Even though the advantage of that results in each router accumulating the same knowledge about the topology, the disadvantage outweighs it, causing larger routing tables built on each router.

On the other side, for enterprise networks, a multi-area design is a better option. By using this approach, the network is segmented into smaller domains (areas), each one working independently from the others.

This is accomplished by configuring summarization of routes between the areas on the area border routers (ABR). This results in smaller routing tables by limiting the propagation of LSAs throughout the areas.

In this article, we are going to focus on multi-area OSPF configuration and some additional features that can help in the optimization process of OSPF as well as routing in general. 

To brush up on the basics and single area OSPF configurations, go here.

Want to compare interior routing protocols? Read our in-depth comparison here.

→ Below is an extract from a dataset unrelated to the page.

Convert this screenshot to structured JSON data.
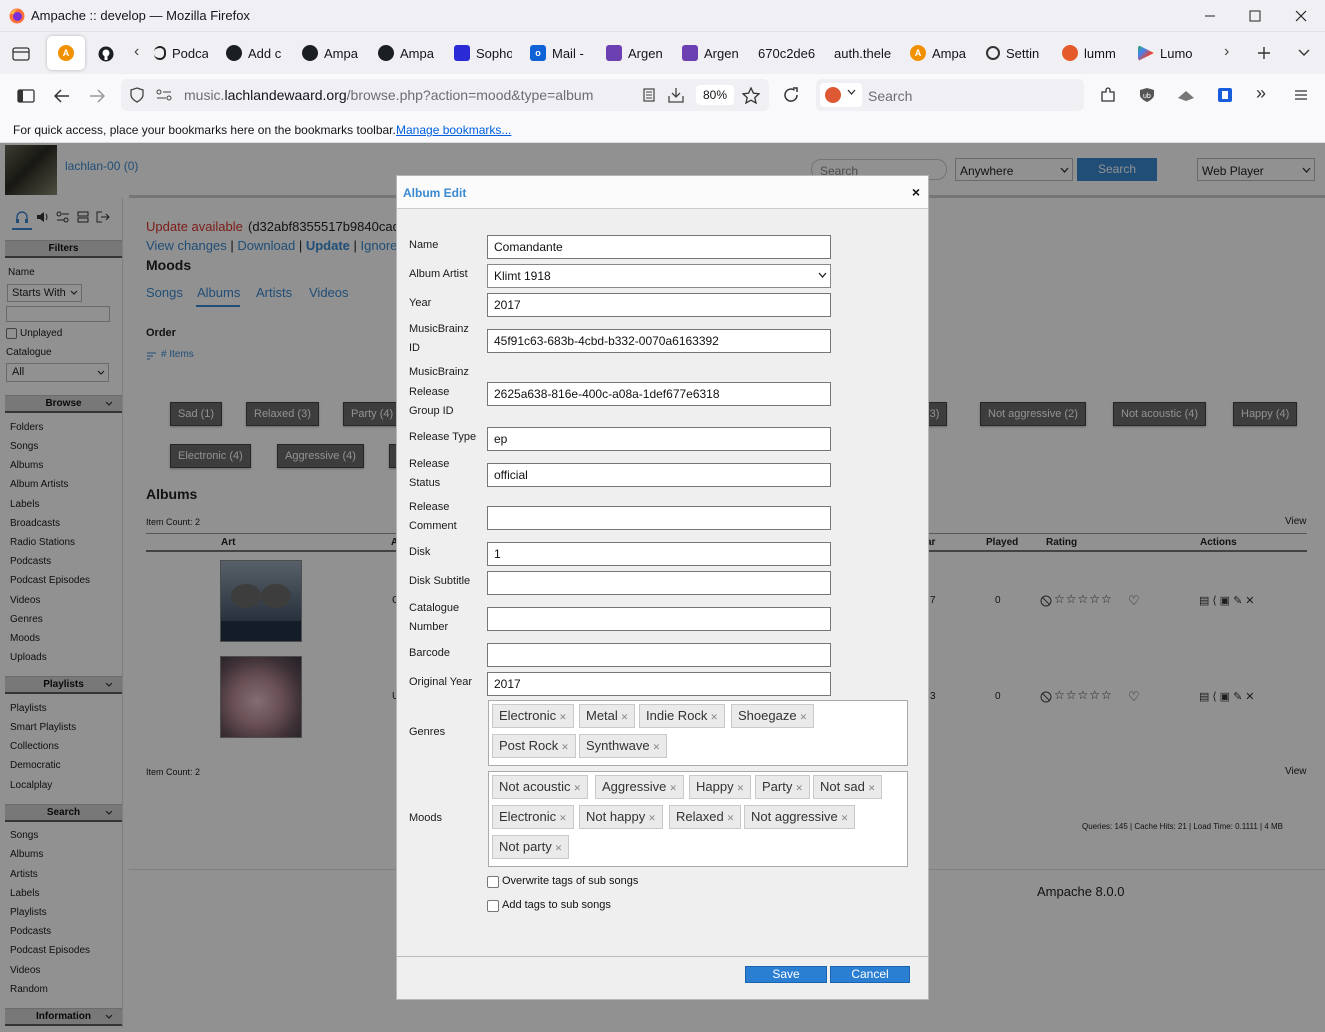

OSPF Multi-Area Configuration

Configuring OSPF in multi-area designed networks is not that different than in a single-area design. The difference is that instead of using neighbor adjacencies between the routers in the backbone area only, there is now an OSPF relationship between routers in other areas as well.

On top of that, the ABRs have neighbor adjacencies to routers in multiple areas because they are part of two or more areas (no more than 3 is recommended).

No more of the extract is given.